Gateway runs one of the largest call overwriting funds, a term used to describe a strategy of selling options linked to the S&P 500 index or individual stocks to bolster an equity portfolio.

The derivatives give the buyer on the other side of the trade the right to buy a stock or the index at a pre-agreed price above where the market is currently trading. 

If the market price simply trundles along or even declines, the call overwriting fund will face no payout, but still collect a premium for selling the option, boosting returns.


This year, the strategy has trailed behind the overall stock market. 

While the S&P 500 has returned more than 20 per cent, the Cboe’s S&P 500 buy-write index, which tracks the call selling strategy, has gained a smaller 14.5 per cent.

But brisk demand for some funds suggests the strategy’s fortunes are expected to change.

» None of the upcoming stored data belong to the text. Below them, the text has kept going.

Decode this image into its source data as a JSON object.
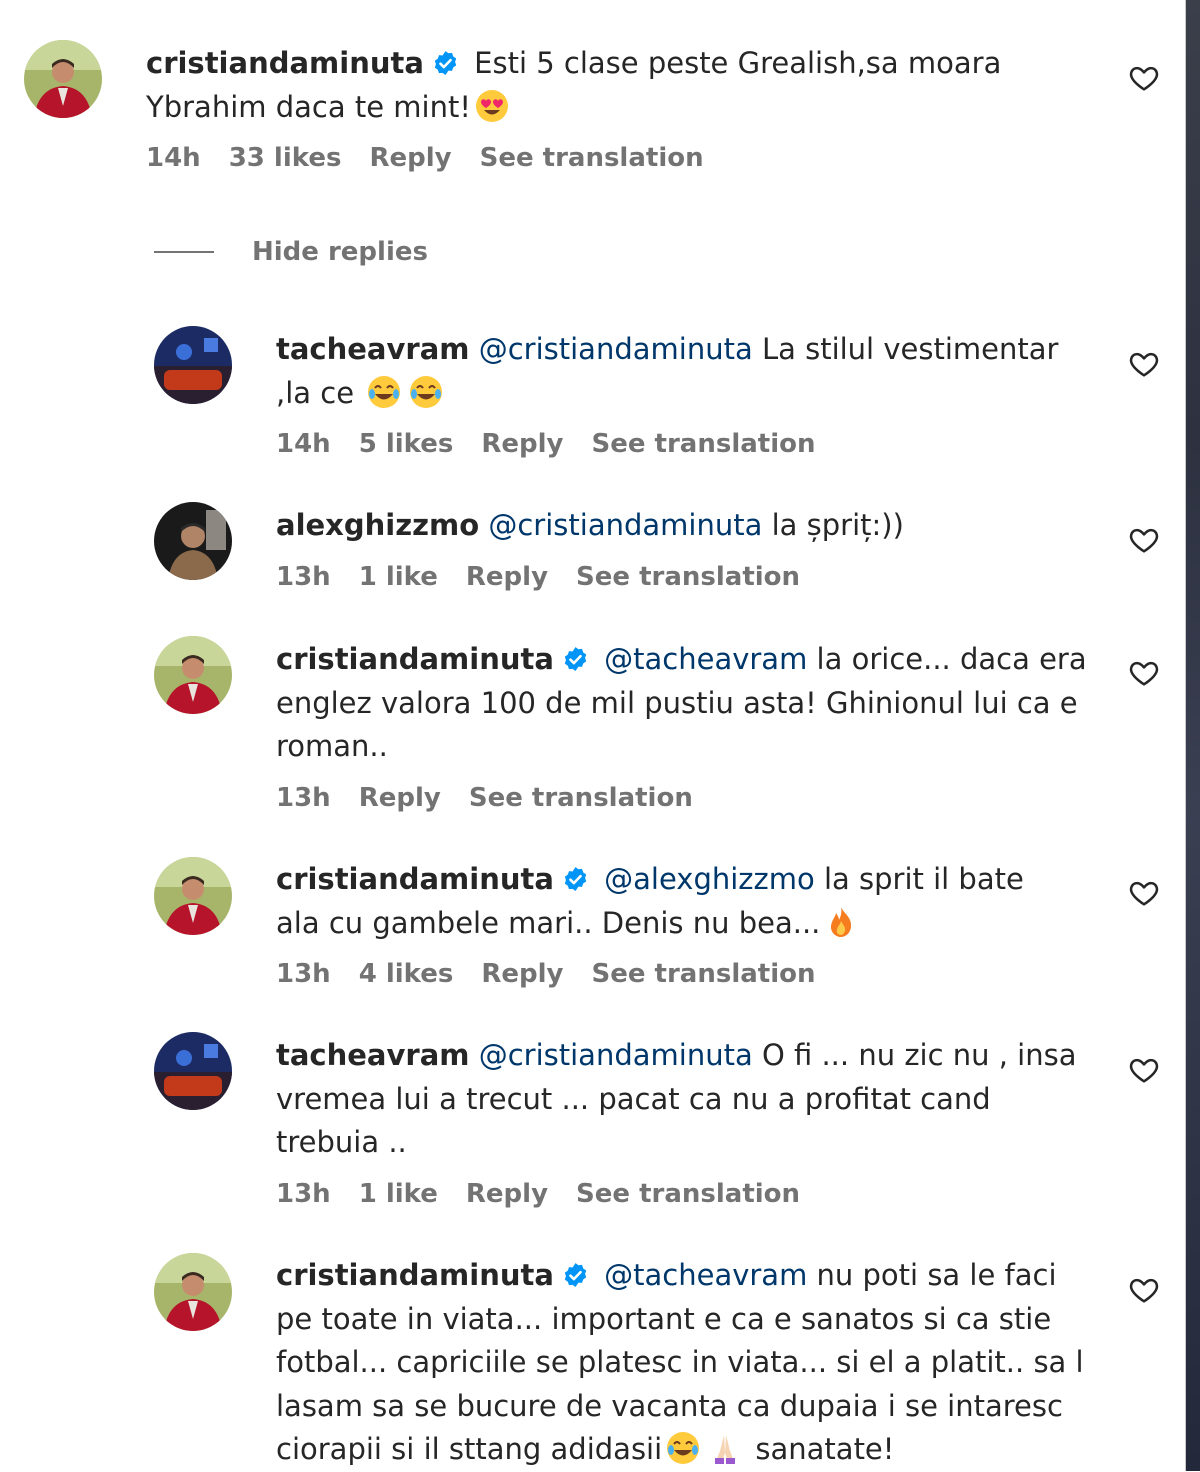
{
  "top_comment": {
    "username": "cristiandaminuta",
    "verified": true,
    "text": "Esti 5 clase peste Grealish,sa moara Ybrahim daca te mint!",
    "emoji": "heart-eyes-emoji",
    "time": "14h",
    "likes": "33 likes",
    "reply_label": "Reply",
    "translate_label": "See translation"
  },
  "hide_replies_label": "Hide replies",
  "replies": [
    {
      "username": "tacheavram",
      "verified": false,
      "mention": "@cristiandaminuta",
      "text_a": "La stilul vestimentar ,la ce",
      "time": "14h",
      "likes": "5 likes",
      "reply_label": "Reply",
      "translate_label": "See translation"
    },
    {
      "username": "alexghizzmo",
      "verified": false,
      "mention": "@cristiandaminuta",
      "text_a": "la șpriț:))",
      "time": "13h",
      "likes": "1 like",
      "reply_label": "Reply",
      "translate_label": "See translation"
    },
    {
      "username": "cristiandaminuta",
      "verified": true,
      "mention": "@tacheavram",
      "text_a": "la orice... daca era englez valora 100 de mil pustiu asta! Ghinionul lui ca e roman..",
      "time": "13h",
      "reply_label": "Reply",
      "translate_label": "See translation"
    },
    {
      "username": "cristiandaminuta",
      "verified": true,
      "mention": "@alexghizzmo",
      "text_a": "la sprit il bate ala cu gambele mari.. Denis nu bea...",
      "time": "13h",
      "likes": "4 likes",
      "reply_label": "Reply",
      "translate_label": "See translation"
    },
    {
      "username": "tacheavram",
      "verified": false,
      "mention": "@cristiandaminuta",
      "text_a": "O fi ... nu zic nu , insa vremea lui a trecut ... pacat ca nu a profitat cand trebuia ..",
      "time": "13h",
      "likes": "1 like",
      "reply_label": "Reply",
      "translate_label": "See translation"
    },
    {
      "username": "cristiandaminuta",
      "verified": true,
      "mention": "@tacheavram",
      "text_a": "nu poti sa le faci pe toate in viata... important e ca e sanatos si ca stie fotbal... capriciile se platesc in viata... si el a platit.. sa l lasam sa se bucure de vacanta ca dupaia i se intaresc ciorapii si il sttang adidasii",
      "text_b": "sanatate!"
    }
  ],
  "colors": {
    "text": "#262626",
    "meta": "#737373",
    "mention": "#00376b",
    "verified": "#0095f6"
  }
}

Call overwriting funds recorded their largest monthly inflows in July since 2012, according to investment bank Barclays, even excluding shifts made by pension funds and endowments in separately managed accounts, outside of the eye of public mutual funds. 

JPMorgan Asset Management earlier this year closed one of its hedged equity funds to new investors given its strong inflows.

“The stock market is up 20 per cent year to date,” said Michael Purves, founder of Tallbacken Capital. 

“People are saying they still like the story but that it’s just not going to be as good going forward.”

Bankers also say they are fielding more requests for these types of trades.

James Masserio, co-head of equities and equity derivatives for the Americas at Société Générale, said his bank’s trading desk had seen an increase in interest from investors looking to overwrite call selling on existing and new stock positions. 

“It’s still a bullish strategy,” he said. 

“You hope the market goes up, just that it goes up in a controlled manner.”

Rish Bhandari, a senior portfolio manager at hedge fund Capstone, said the demand was particularly pronounced from public and corporate pension plans as their assets have swelled in size alongside the stock market rally. 

That has prompted some to shift to these call overwriting strategies, given they are at their best funding levels since the start of the financial crisis in 2008, according to data from actuarial group Milliman.

If the market rises above the strike prices on the call options and the pensions are forced to sell the stocks they own, they are content capping their gains and reducing their equity holdings, Bhandari added.